Salzburg, La Clémence de Titus, 8 août 2024
Une superbe réussite, tant musicale que scénique, pour l’ultime chef-d’oeuvre de Mozart qui semble étonnamment d’actualité dans la lecture intelligente de Robert Carsen.
La lente reconnaissance du chef-d’œuvre mozartien
Le livret de La clemenza di Tito de Pietro Metastasio a été écrit en 1734 pour Antonio Caldara à l’occasion de la fête du nom de l’empereur Charles VI de Habsbourg. Il a ensuite été mis en musique par plus de quarante compositeurs, dont Leo, Hasse, Gluck, Jommelli, Galuppi et Mysliveček. Lorsqu’il fut repris par Mozart, le texte avait près de soixante ans et avait besoin d’être rafraîchi : Caterino Mazzolà fut chargé d’en faire « un véritable opéra », en réduisant considérablement sa verbosité, en introduisant des morceaux d’ensemble – totalement absents dans l’original métastasien – et des chœurs, et le nombre d’actes est passé de trois à deux. L’occasion était désormais le couronnement de l’empereur autrichien Léopold II en tant que roi de Bohême. La date prévue pour la création était le 6 septembre 1791, mais ce n’est que le 8 juillet, alors qu’il est en pleine composition de La Flûte enchantée, que Mozart reçoit la prestigieuse commande. Avec le numéro d’opus K621, ce sera son dernier opéra puisqu’il mourra trois mois après la création.

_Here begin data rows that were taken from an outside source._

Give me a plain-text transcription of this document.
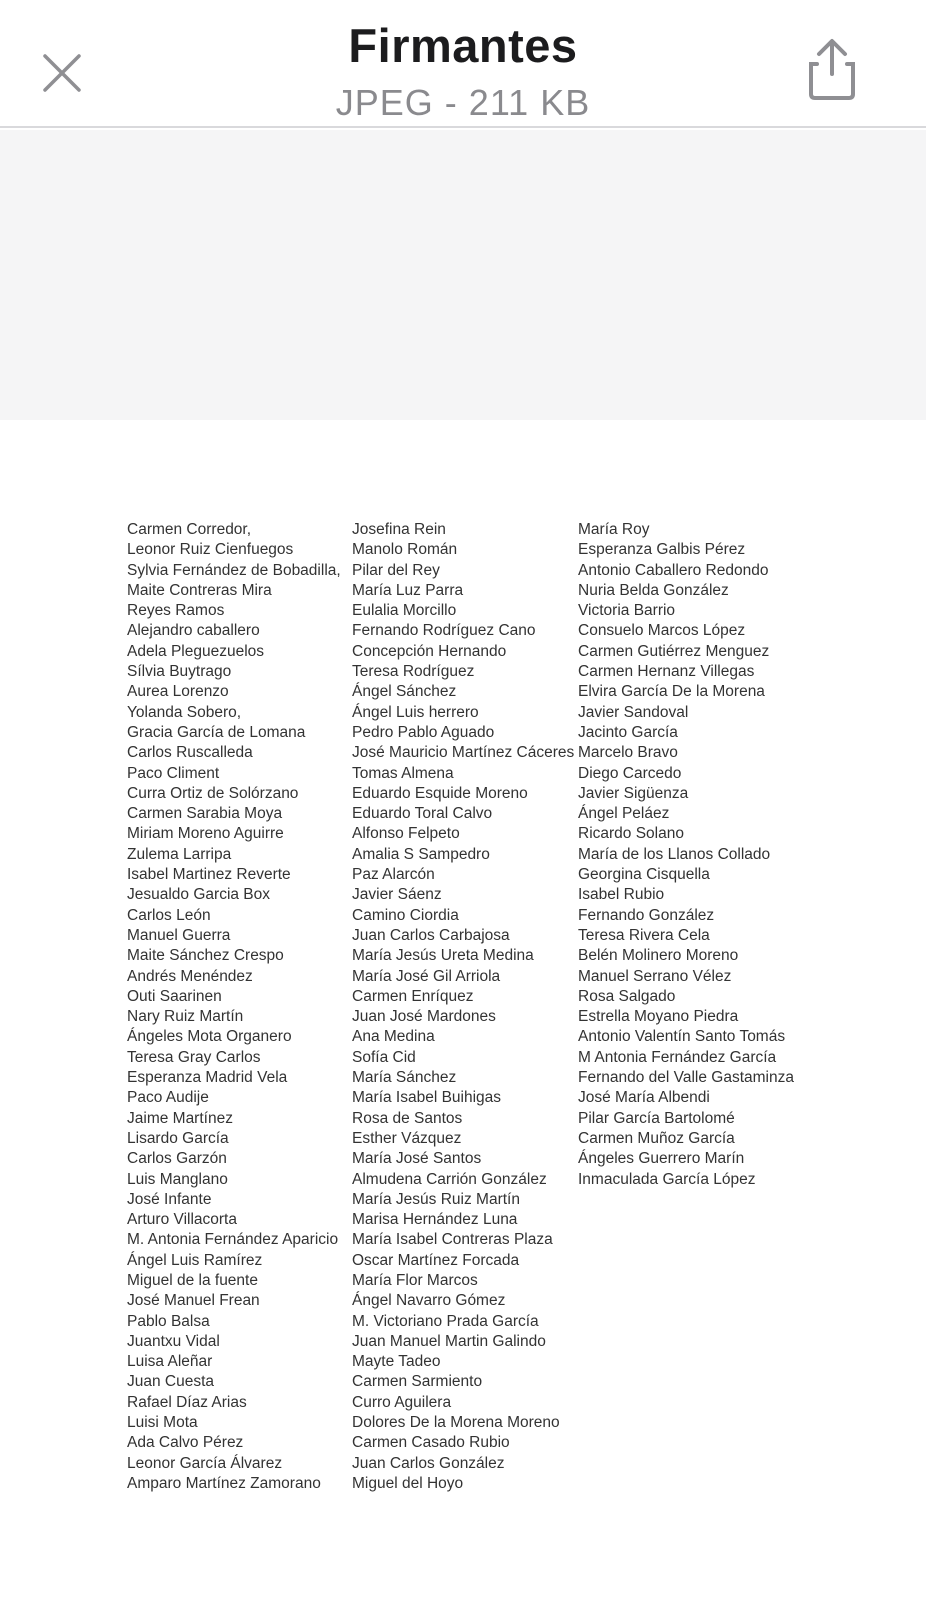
Firmantes
JPEG - 211 KB
Carmen Corredor,
Leonor Ruiz Cienfuegos
Sylvia Fernández de Bobadilla,
Maite Contreras Mira
Reyes Ramos
Alejandro caballero
Adela Pleguezuelos
Sílvia Buytrago
Aurea Lorenzo
Yolanda Sobero,
Gracia García de Lomana
Carlos Ruscalleda
Paco Climent
Curra Ortiz de Solórzano
Carmen Sarabia Moya
Miriam Moreno Aguirre
Zulema Larripa
Isabel Martinez Reverte
Jesualdo Garcia Box
Carlos León
Manuel Guerra
Maite Sánchez Crespo
Andrés Menéndez
Outi Saarinen
Nary Ruiz Martín
Ángeles Mota Organero
Teresa Gray Carlos
Esperanza Madrid Vela
Paco Audije
Jaime Martínez
Lisardo García
Carlos Garzón
Luis Manglano
José Infante
Arturo Villacorta
M. Antonia Fernández Aparicio
Ángel Luis Ramírez
Miguel de la fuente
José Manuel Frean
Pablo Balsa
Juantxu Vidal
Luisa Aleñar
Juan Cuesta
Rafael Díaz Arias
Luisi Mota
Ada Calvo Pérez
Leonor García Álvarez
Amparo Martínez Zamorano
Josefina Rein
Manolo Román
Pilar del Rey
María Luz Parra
Eulalia Morcillo
Fernando Rodríguez Cano
Concepción Hernando
Teresa Rodríguez
Ángel Sánchez
Ángel Luis herrero
Pedro Pablo Aguado
José Mauricio Martínez Cáceres
Tomas Almena
Eduardo Esquide Moreno
Eduardo Toral Calvo
Alfonso Felpeto
Amalia S Sampedro
Paz Alarcón
Javier Sáenz
Camino Ciordia
Juan Carlos Carbajosa
María Jesús Ureta Medina
María José Gil Arriola
Carmen Enríquez
Juan José Mardones
Ana Medina
Sofía Cid
María Sánchez
María Isabel Buihigas
Rosa de Santos
Esther Vázquez
María José Santos
Almudena Carrión González
María Jesús Ruiz Martín
Marisa Hernández Luna
María Isabel Contreras Plaza
Oscar Martínez Forcada
María Flor Marcos
Ángel Navarro Gómez
M. Victoriano Prada García
Juan Manuel Martin Galindo
Mayte Tadeo
Carmen Sarmiento
Curro Aguilera
Dolores De la Morena Moreno
Carmen Casado Rubio
Juan Carlos González
Miguel del Hoyo
María Roy
Esperanza Galbis Pérez
Antonio Caballero Redondo
Nuria Belda González
Victoria Barrio
Consuelo Marcos López
Carmen Gutiérrez Menguez
Carmen Hernanz Villegas
Elvira García De la Morena
Javier Sandoval
Jacinto García
Marcelo Bravo
Diego Carcedo
Javier Sigüenza
Ángel Peláez
Ricardo Solano
María de los Llanos Collado
Georgina Cisquella
Isabel Rubio
Fernando González
Teresa Rivera Cela
Belén Molinero Moreno
Manuel Serrano Vélez
Rosa Salgado
Estrella Moyano Piedra
Antonio Valentín Santo Tomás
M Antonia Fernández García
Fernando del Valle Gastaminza
José María Albendi
Pilar García Bartolomé
Carmen Muñoz García
Ángeles Guerrero Marín
Inmaculada García López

Pour la première, le ténor Antonio Baglioni (Tito), qui avait été Don Ottavio dans le Don Giovanni de Prague, la soprano Maria Marchetti Fantozzi (Vitellia) et le castrat Domenico Bedini (Sesto) furent engagés. Dans les intentions de Mozart, cet opéra est devenu un hommage et en même temps une revitalisation des formes du glorieux opera seria : en témoignent le début audacieux d’un duo ou l’enchaînement novateur des numéros musicaux dans le finale. Après une réception initialement très fraîche – passons sur le qualificatif d’ « ordures allemandes en italien » donné à l’époque par Maria Luisa di Borbone, épouse de Léopold II de Habsbourg et future impératrice du Saint Empire romain germanique –, l’opéra connaît à partir de 1795 une popularité croissante auprès du public, devenant l’un des opéras les plus joués dans les théâtres de l’espace germanophone, où il fut souvent chanté en allemand et où les récitatifs, composés par l’élève Süßmayr, sont drastiquement réduits ou transformés en dialogues parlés. Ce fut aussi le premier opéra de Mozart à être donné à Londres.

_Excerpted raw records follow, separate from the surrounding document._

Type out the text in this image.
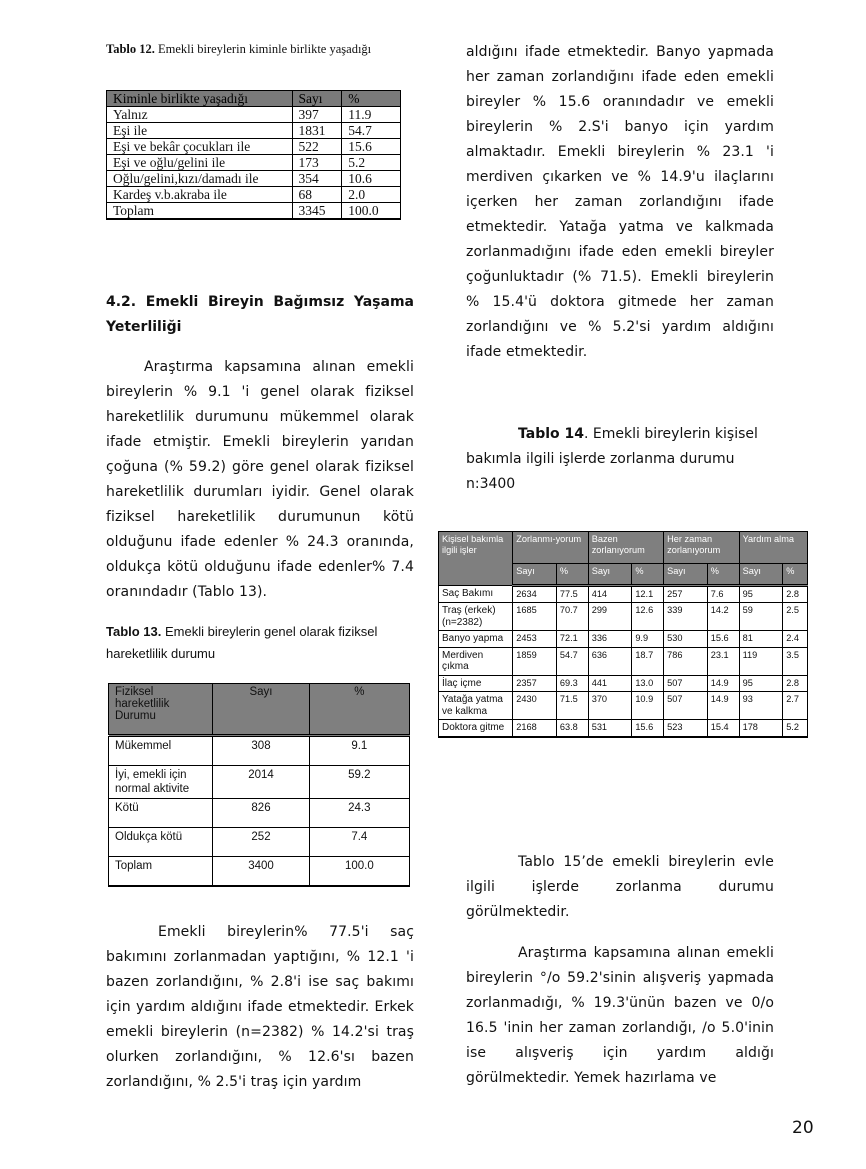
Tablo 12. Emekli bireylerin kiminle birlikte yaşadığı
Kiminle birlikte yaşadığı	Sayı	%
Yalnız	397	11.9
Eşi ile	1831	54.7
Eşi ve bekâr çocukları ile	522	15.6
Eşi ve oğlu/gelini ile	173	5.2
Oğlu/gelini,kızı/damadı ile	354	10.6
Kardeş v.b.akraba ile	68	2.0
Toplam	3345	100.0
4.2. Emekli Bireyin Bağımsız Yaşama Yeterliliği
Araştırma kapsamına alınan emekli bireylerin % 9.1 'i genel olarak fiziksel hareketlilik durumunu mükemmel olarak ifade etmiştir. Emekli bireylerin yarıdan çoğuna (% 59.2) göre genel olarak fiziksel hareketlilik durumları iyidir. Genel olarak fiziksel hareketlilik durumunun kötü olduğunu ifade edenler % 24.3 oranında, oldukça kötü olduğunu ifade edenler% 7.4 oranındadır (Tablo 13).
Tablo 13. Emekli bireylerin genel olarak fiziksel hareketlilik durumu
Fiziksel hareketlilik Durumu	Sayı	%
Mükemmel	308	9.1
İyi, emekli için normal aktivite	2014	59.2
Kötü	826	24.3
Oldukça kötü	252	7.4
Toplam	3400	100.0
Emekli bireylerin% 77.5'i saç bakımını zorlanmadan yaptığını, % 12.1 'i bazen zorlandığını, % 2.8'i ise saç bakımı için yardım aldığını ifade etmektedir. Erkek emekli bireylerin (n=2382) % 14.2'si traş olurken zorlandığını, % 12.6'sı bazen zorlandığını, % 2.5'i traş için yardım
aldığını ifade etmektedir. Banyo yapmada her zaman zorlandığını ifade eden emekli bireyler % 15.6 oranındadır ve emekli bireylerin % 2.S'i banyo için yardım almaktadır. Emekli bireylerin % 23.1 'i merdiven çıkarken ve % 14.9'u ilaçlarını içerken her zaman zorlandığını ifade etmektedir. Yatağa yatma ve kalkmada zorlanmadığını ifade eden emekli bireyler çoğunluktadır (% 71.5). Emekli bireylerin % 15.4'ü doktora gitmede her zaman zorlandığını ve % 5.2'si yardım aldığını ifade etmektedir.
Tablo 14. Emekli bireylerin kişisel bakımla ilgili işlerde zorlanma durumu n:3400
Kişisel bakımla ilgili işler	Zorlanmı-yorum		Bazen zorlanıyorum		Her zaman zorlanıyorum		Yardım alma	
	Sayı	%	Sayı	%	Sayı	%	Sayı	%
Saç Bakımı	2634	77.5	414	12.1	257	7.6	95	2.8
Traş (erkek) (n=2382)	1685	70.7	299	12.6	339	14.2	59	2.5
Banyo yapma	2453	72.1	336	9.9	530	15.6	81	2.4
Merdiven çıkma	1859	54.7	636	18.7	786	23.1	119	3.5
İlaç içme	2357	69.3	441	13.0	507	14.9	95	2.8
Yatağa yatma ve kalkma	2430	71.5	370	10.9	507	14.9	93	2.7
Doktora gitme	2168	63.8	531	15.6	523	15.4	178	5.2
Tablo 15’de emekli bireylerin evle ilgili işlerde zorlanma durumu görülmektedir.
Araştırma kapsamına alınan emekli bireylerin °/o 59.2'sinin alışveriş yapmada zorlanmadığı, % 19.3'ünün bazen ve 0/o 16.5 'inin her zaman zorlandığı, /o 5.0'inin ise alışveriş için yardım aldığı görülmektedir. Yemek hazırlama ve
20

Au XIXe siècle le destin de l’opéra a été plombé par le jugement peu généreux de Wagner, et même au siècle dernier, le jugement général sur La clemenza di Tito était loin d’être parfaitement positif. Mila lui-même le considérait comme « un opéra raté », surtout lorsqu’on le comparait à un autre opera seria : Idomeneo. Ce n’est que récemment que le sort de l’œuvre s’est amélioré, grâce à une série de productions qui ont réussi à mettre en évidence sa beauté singulière en tant qu’opéra de transition.

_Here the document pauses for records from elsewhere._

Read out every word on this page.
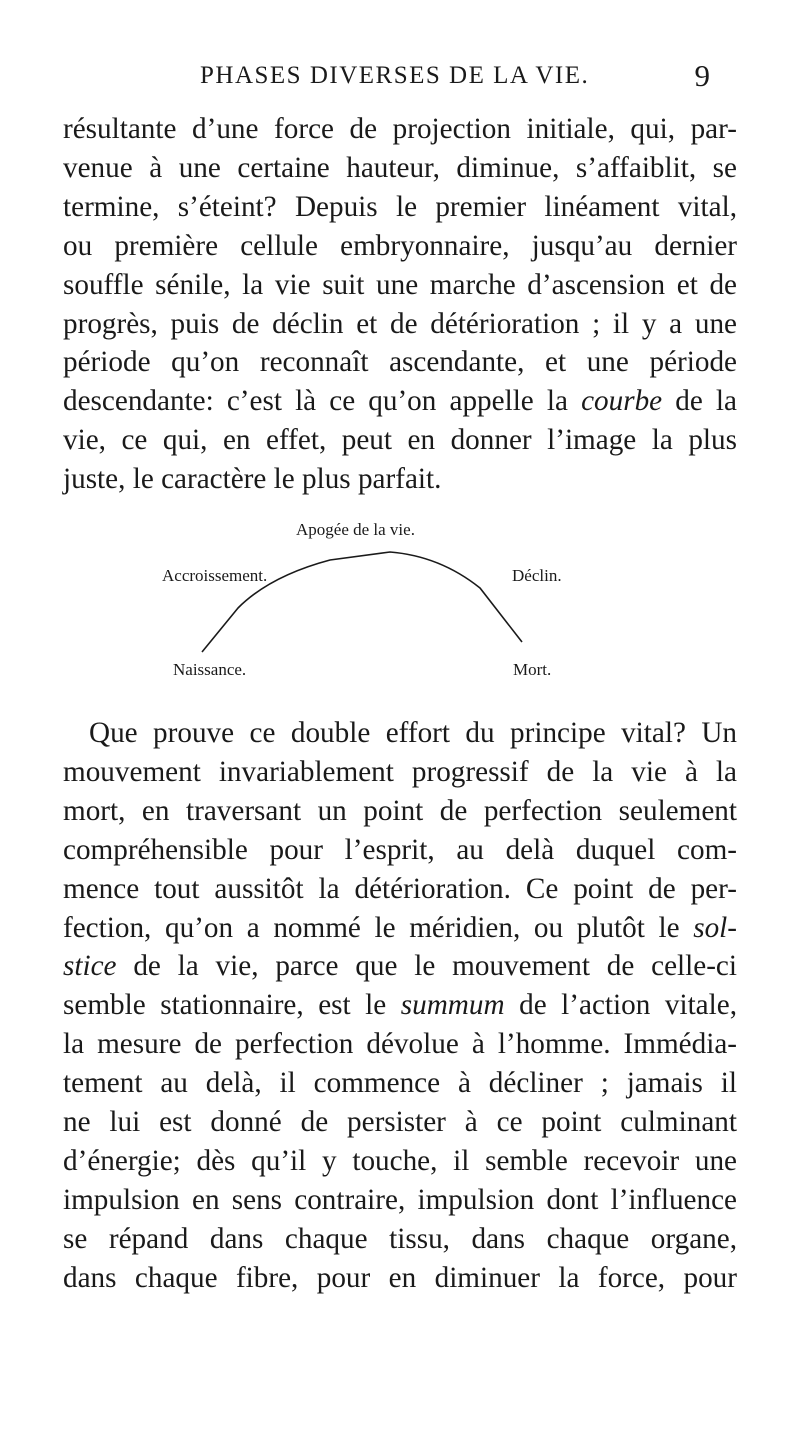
PHASES DIVERSES DE LA VIE.	9
résultante d’une force de projection initiale, qui, par-
venue à une certaine hauteur, diminue, s’affaiblit, se
termine, s’éteint? Depuis le premier linéament vital,
ou première cellule embryonnaire, jusqu’au dernier
souffle sénile, la vie suit une marche d’ascension et de
progrès, puis de déclin et de détérioration ; il y a une
période qu’on reconnaît ascendante, et une période
descendante: c’est là ce qu’on appelle la courbe de la
vie, ce qui, en effet, peut en donner l’image la plus
juste, le caractère le plus parfait.
Apogée de la vie.
Accroissement.	Déclin.
Naissance.	Mort.
Que prouve ce double effort du principe vital? Un
mouvement invariablement progressif de la vie à la
mort, en traversant un point de perfection seulement
compréhensible pour l’esprit, au delà duquel com-
mence tout aussitôt la détérioration. Ce point de per-
fection, qu’on a nommé le méridien, ou plutôt le sol-
stice de la vie, parce que le mouvement de celle-ci
semble stationnaire, est le summum de l’action vitale,
la mesure de perfection dévolue à l’homme. Immédia-
tement au delà, il commence à décliner ; jamais il
ne lui est donné de persister à ce point culminant
d’énergie; dès qu’il y touche, il semble recevoir une
impulsion en sens contraire, impulsion dont l’influence
se répand dans chaque tissu, dans chaque organe,
dans chaque fibre, pour en diminuer la force, pour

Une magnifique réussite musicale
L’œuvre est actuellement jouée dans le cadre du festival d’été de Salzbourg. La direction de Gianluca Capuano fait admirablement ressortir l’originalité de la partition, soulignant les moments où l’orchestration semble se tourner vers l’avenir avec de savants mélanges de textures sonores et une tension déjà protoromantique. L’ensemble Les Musiciens du Prince répond aux directives du chef par le poli de ses couleurs et le son moelleux de ses instruments. Le claveciniste Davide Pozzi, Andrea del Bianco au pianoforte et Antonio Papetti au violoncelle témoignent du somptueux tapis sonore du continuo, tandis que Francesco Spendolini enchante avec les notes de la clarinette et du cor de basset. La réduction des récitatifs donne un rythme serré à la narration musicale, qui progresse avec fluidité, tandis que certains aperçus sonores livides créent une atmosphère proche du thriller, notamment quand Sesto est sur le point de concrétiser ses intentions meurtrières.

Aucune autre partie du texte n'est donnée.